Da regnet's Wahrheiten

Was ist mit dem Kurier los? Sind das erste eigene Handschriftkrakeln des neuen Chefredakteurs? Schon war sich der Verfasser dieser Zeilen sicher, daß der Kurier auch unter diesem ein lächerliches Wischblatt bleiben würde. Aber sieh da, das nächste Veilchen auf dürrer, morastig stinkender Wiese: neuerlich ein Artikel, der Substanz hat, und damit mutig ist!

Da kritisiert doch glatt ein Reinhard Frauscher das heurige (traditionelle) Theatertreffen in Berlin - es sei langweilig, ein alter Hut, selbstbezogen, und nur noch politisch deklamierend und moralisch anmaßend. Aussagen, für die der Autor dieser Zeilen schon gekreuzigt worden war, weil sie die längst beklemmende, bedrückend neurotische Situation des deutschsprachigen Theaters beschreiben.

Alle Bildrechte: Kurier
Das einzige rein österreichische Stück war heuer "Die Beteiligten" vom Burgtheater. Darin prangert die überwiegend in Berlin lebende Österreicherin Kathrin Röggla die "Medienhetze" ihrer Heimat im Fall Kampusch an. Manche wunderten sich angesichts langweiliger, verkopfter Texte und greller Gags über die Vorschusslorbeeren aus Wien. Das Berliner Publikum aber sah sie bestätigt und spendete brav Beifall und nur wenige Buhs.

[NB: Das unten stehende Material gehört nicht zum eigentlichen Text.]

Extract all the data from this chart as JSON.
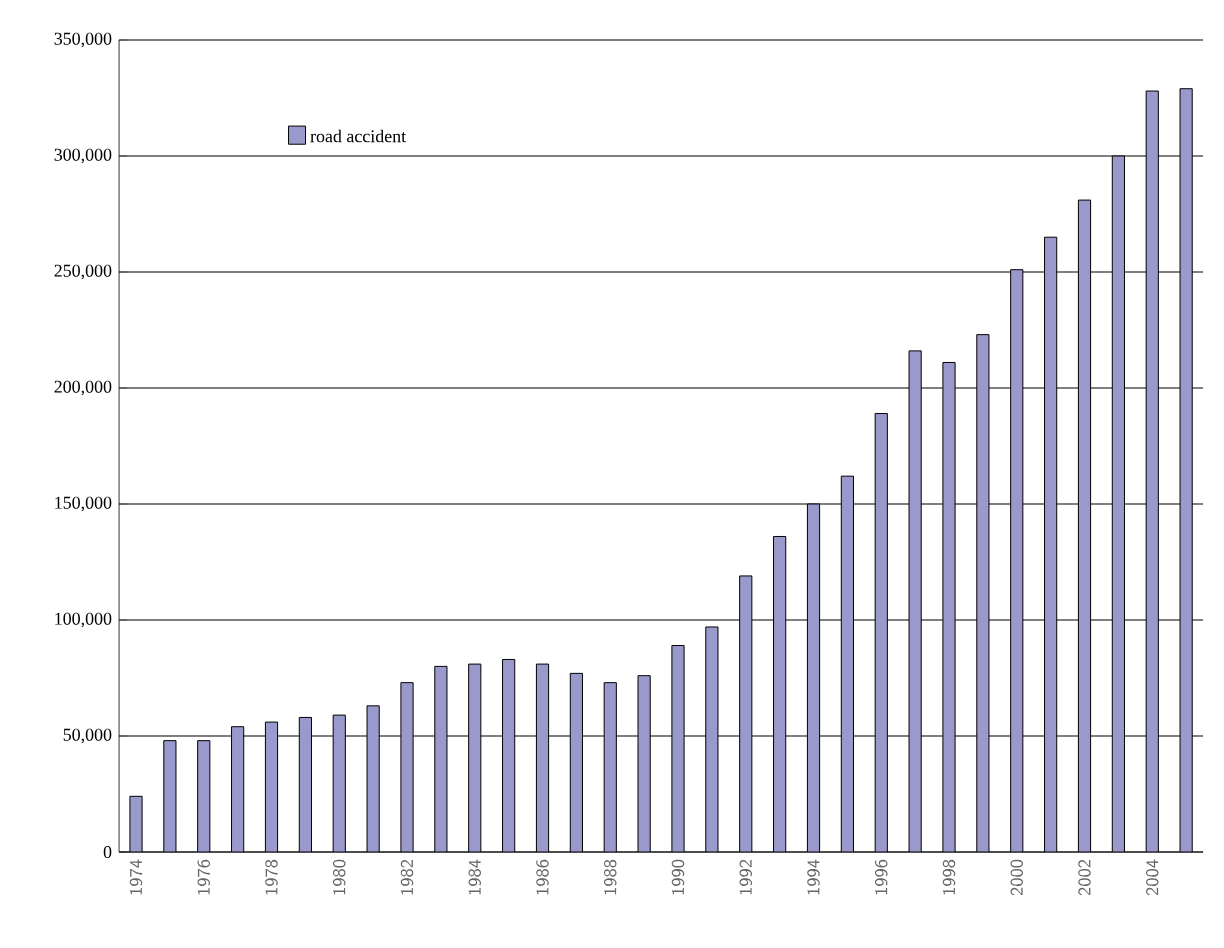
{
  "chart_data": {
    "type": "bar",
    "categories": [
      "1974",
      null,
      "1976",
      null,
      "1978",
      null,
      "1980",
      null,
      "1982",
      null,
      "1984",
      null,
      "1986",
      null,
      "1988",
      null,
      "1990",
      null,
      "1992",
      null,
      "1994",
      null,
      "1996",
      null,
      "1998",
      null,
      "2000",
      null,
      "2002",
      null,
      "2004",
      null
    ],
    "series": [
      {
        "name": "road accident",
        "color": "#9999cc",
        "values": [
          24000,
          48000,
          48000,
          54000,
          56000,
          58000,
          59000,
          63000,
          73000,
          80000,
          81000,
          83000,
          81000,
          77000,
          73000,
          76000,
          89000,
          97000,
          119000,
          136000,
          150000,
          162000,
          189000,
          216000,
          211000,
          223000,
          251000,
          265000,
          281000,
          300000,
          328000,
          329000
        ]
      }
    ],
    "ylim": [
      0,
      350000
    ],
    "yticks": [
      {
        "value": 0,
        "label": "0"
      },
      {
        "value": 50000,
        "label": "50,000"
      },
      {
        "value": 100000,
        "label": "100,000"
      },
      {
        "value": 150000,
        "label": "150,000"
      },
      {
        "value": 200000,
        "label": "200,000"
      },
      {
        "value": 250000,
        "label": "250,000"
      },
      {
        "value": 300000,
        "label": "300,000"
      },
      {
        "value": 350000,
        "label": "350,000"
      }
    ],
    "grid": "y",
    "legend": "top left"
  }
}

Den gab es auch für Jelineks "schwadronierende" (
Die Welt) Vierstunden-Trilogie "Das Werk/Im Bus/Ein Sturz" aus Köln sowie für die anderen acht "bemerkenswertesten Stücke des Jahres" ("TT"-Statut). [...] "So politisch war das Treffen schon lange nicht: Es wird nicht mehr erzählt, sondern nur mehr konstatiert",[...]
Beim Berliner "TT" dominiert immer mehr selbstreferentielles Theater mit moralischer Anmaßung, am Samstag mit dem letzten Stück des fast schon kritiklos verklärten Christoph Schlingensief als Abschluss. [...] "Das hatten wir in den Achtzigern, das ist altes Theater", wehrt sich Laufenberg im KURIER-Gespräch, ohne zu merken, dass der abgedroschene SS-Mann bei Röggla das mindestens ebenso ist. 
 
Mit dieser Einstellung glaubt die Kaste des politisierten Theaters klassisches "Schauspieler-Theater" so vernachlässigen zu können wie sie geistreichen Humor, das viel Schwerere als alles Krawallige, als Boulevard strikt ausgrenzt. Wer ästhetische Kriterien oder gar einen Unterhaltungs-Anspruch des zahlenden Publikums Ernst nimmt, hatte es in dieser Ära schwer.


Wie heißt es so schön? Da bleibt kein Auge trocken.